On perçoit aussi une influence du vérisme dans les différents choix effectués lors de l’élaboration du livret, dû à sa muse et amante Anezka Schulzová – suite à une commande de l’Opéra national de Prague. Loin de se limiter au sujet historique célébrant la christianisation du peuple slave de l’île de Rügen (au nord-est de l’Allemagne actuelle), le livret ajoute un prologue «domestique» afin d’apporter des motivations psychologiques à l’intransigeance des deux personnages principaux, le Grand Prêtre païen Dargun et son opposant chrétien Absalon – tous deux amoureux de la même femme, Helga. Les trois actes se déroulent vingt ans après les événements relatés lors du prologue, déroulant une trame confuse autour de ce contexte religieux, tandis qu’un nouveau triangle amoureux dévastateur sert d’intrigue secondaire entre le couple formé par Jaroměr et Margrit, jalousé par Radana.


La mise en scène de Jirí Herman choisit de simplifier cette histoire difficile à suivre en réduisant l’impact religieux et guerrier par une transposition au milieu du XXe siècle, en une bourgade côtière où le contexte marin et social apparaît omniprésent. On trouve là un écho à la vive admiration de Fibich pour Ibsen, qui caressa un temps l’idée d’adapter La Dame de la mer avant de renoncer au projet. En référence au symbolisme, Herman choisit de faire apparaître Helga comme un fil conducteur nécessaire entre le prologue et l’opéra, son errance fantomatique irriguant toute la seconde partie de sa présence, désormais muette du fait de sa mort prématurée. Herman s’appuie sur un dispositif scénique d’une remarquable beauté, toujours très stylisé, aux éclairages variés. Le plateau tournant permet ainsi d’offrir de multiples et inattendues perspectives au décor unique, figurant alternativement un quai, un bateau ou un champ de bataille, tandis que d’imposantes parois de tôle représentent des caissons de chargement maritime – éloquents symboles de la puissance économique ennemie. Même s’il en fait parfois un peu trop dans le déploiement des figurants, Herman démontre une maîtrise formelle superbe, fort justement applaudie à l’issue de la représentation.

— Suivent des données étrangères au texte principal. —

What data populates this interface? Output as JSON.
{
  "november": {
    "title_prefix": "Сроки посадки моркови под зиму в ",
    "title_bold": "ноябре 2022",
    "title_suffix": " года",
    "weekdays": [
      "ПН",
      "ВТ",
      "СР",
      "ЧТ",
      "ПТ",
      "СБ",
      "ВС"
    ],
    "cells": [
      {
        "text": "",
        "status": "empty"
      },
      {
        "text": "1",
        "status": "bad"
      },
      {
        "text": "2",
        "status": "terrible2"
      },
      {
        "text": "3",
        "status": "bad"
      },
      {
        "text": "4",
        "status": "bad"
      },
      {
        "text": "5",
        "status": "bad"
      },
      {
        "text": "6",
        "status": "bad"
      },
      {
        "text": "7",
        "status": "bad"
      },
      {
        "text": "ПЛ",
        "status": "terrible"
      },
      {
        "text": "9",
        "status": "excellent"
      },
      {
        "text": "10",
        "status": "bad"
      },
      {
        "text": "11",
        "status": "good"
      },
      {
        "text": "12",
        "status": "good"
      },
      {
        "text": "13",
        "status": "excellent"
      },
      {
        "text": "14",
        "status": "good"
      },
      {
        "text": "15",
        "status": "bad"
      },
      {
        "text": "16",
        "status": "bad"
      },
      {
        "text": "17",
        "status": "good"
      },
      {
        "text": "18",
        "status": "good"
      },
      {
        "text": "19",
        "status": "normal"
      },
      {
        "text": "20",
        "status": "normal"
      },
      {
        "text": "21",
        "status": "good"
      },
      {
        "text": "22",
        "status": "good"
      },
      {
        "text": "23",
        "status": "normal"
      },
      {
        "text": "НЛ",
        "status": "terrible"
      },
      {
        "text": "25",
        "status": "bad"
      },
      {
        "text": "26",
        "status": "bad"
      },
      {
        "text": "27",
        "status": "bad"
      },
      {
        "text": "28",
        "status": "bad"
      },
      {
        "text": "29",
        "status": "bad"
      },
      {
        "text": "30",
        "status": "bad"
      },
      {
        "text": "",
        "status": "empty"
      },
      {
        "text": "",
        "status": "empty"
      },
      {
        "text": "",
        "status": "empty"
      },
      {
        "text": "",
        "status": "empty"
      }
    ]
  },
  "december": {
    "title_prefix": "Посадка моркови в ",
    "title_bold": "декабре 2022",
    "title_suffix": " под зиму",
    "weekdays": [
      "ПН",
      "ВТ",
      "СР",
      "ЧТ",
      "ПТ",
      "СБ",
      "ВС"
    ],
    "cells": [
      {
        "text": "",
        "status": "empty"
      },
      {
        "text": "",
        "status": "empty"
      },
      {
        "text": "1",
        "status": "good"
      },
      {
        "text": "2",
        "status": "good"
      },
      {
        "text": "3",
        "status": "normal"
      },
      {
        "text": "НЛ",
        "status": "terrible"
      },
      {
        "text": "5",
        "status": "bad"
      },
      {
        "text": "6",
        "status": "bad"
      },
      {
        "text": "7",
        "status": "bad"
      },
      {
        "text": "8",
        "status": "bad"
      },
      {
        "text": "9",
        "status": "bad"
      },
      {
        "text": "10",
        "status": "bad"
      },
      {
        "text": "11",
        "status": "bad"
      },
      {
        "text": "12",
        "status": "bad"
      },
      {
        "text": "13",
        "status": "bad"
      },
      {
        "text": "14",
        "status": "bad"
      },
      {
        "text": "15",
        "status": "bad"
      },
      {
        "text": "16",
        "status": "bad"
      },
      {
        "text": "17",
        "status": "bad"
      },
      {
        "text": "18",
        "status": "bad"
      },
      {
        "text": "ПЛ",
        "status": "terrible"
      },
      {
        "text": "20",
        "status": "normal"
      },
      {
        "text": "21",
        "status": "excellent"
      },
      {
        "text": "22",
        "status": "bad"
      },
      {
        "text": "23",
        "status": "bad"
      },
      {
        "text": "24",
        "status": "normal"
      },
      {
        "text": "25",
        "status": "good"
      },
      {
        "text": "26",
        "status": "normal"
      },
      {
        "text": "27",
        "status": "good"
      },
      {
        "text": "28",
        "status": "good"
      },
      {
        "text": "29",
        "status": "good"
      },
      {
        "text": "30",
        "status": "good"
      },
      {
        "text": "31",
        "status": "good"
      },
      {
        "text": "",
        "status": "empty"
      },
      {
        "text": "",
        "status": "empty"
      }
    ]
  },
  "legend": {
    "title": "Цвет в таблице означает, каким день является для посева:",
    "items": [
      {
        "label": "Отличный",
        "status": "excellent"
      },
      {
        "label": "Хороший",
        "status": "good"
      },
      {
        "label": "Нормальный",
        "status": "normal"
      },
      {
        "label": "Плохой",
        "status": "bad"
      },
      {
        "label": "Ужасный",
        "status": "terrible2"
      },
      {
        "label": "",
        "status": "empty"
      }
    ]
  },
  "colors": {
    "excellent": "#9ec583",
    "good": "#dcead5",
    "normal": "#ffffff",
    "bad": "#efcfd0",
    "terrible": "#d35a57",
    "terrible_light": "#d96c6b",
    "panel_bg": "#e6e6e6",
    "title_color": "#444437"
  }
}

Autre figure acclamée en fin d’opéra, le chef d’orchestre américain John Fiore adopte un tempo mesuré, admirablement narratif, en opposant les groupes d’instruments qui semblent se répondre comme des personnages à part entière de l’histoire. Sur scène, outre de superlatifs chœurs, c’est l’incandescente Eva Urbanová (Radana) qui sidère par la force de caractère de son jeu. Son magnifique timbre corsé est un régal de chaque instant. A ses côtés, Pavla Vykopalová campe une charmante et délicieuse Margit, tandis que Maria Kobielska (Helga) séduit par une ligne de chant parfaitement maîtrisée. Les rôles masculins sont dominés par la vaillance du Jaroměr de Martin Srejma et l’impeccable Dargun de David Szendiuch, très en voix. Seul Martin Bárta (Absalon) déçoit, avec un chant trop appliqué et peu puissant. On touche sans doute là l’une des grandes difficultés de cette œuvre, qui nécessite des voix capables d’affronter un orchestre omniprésent et opulent.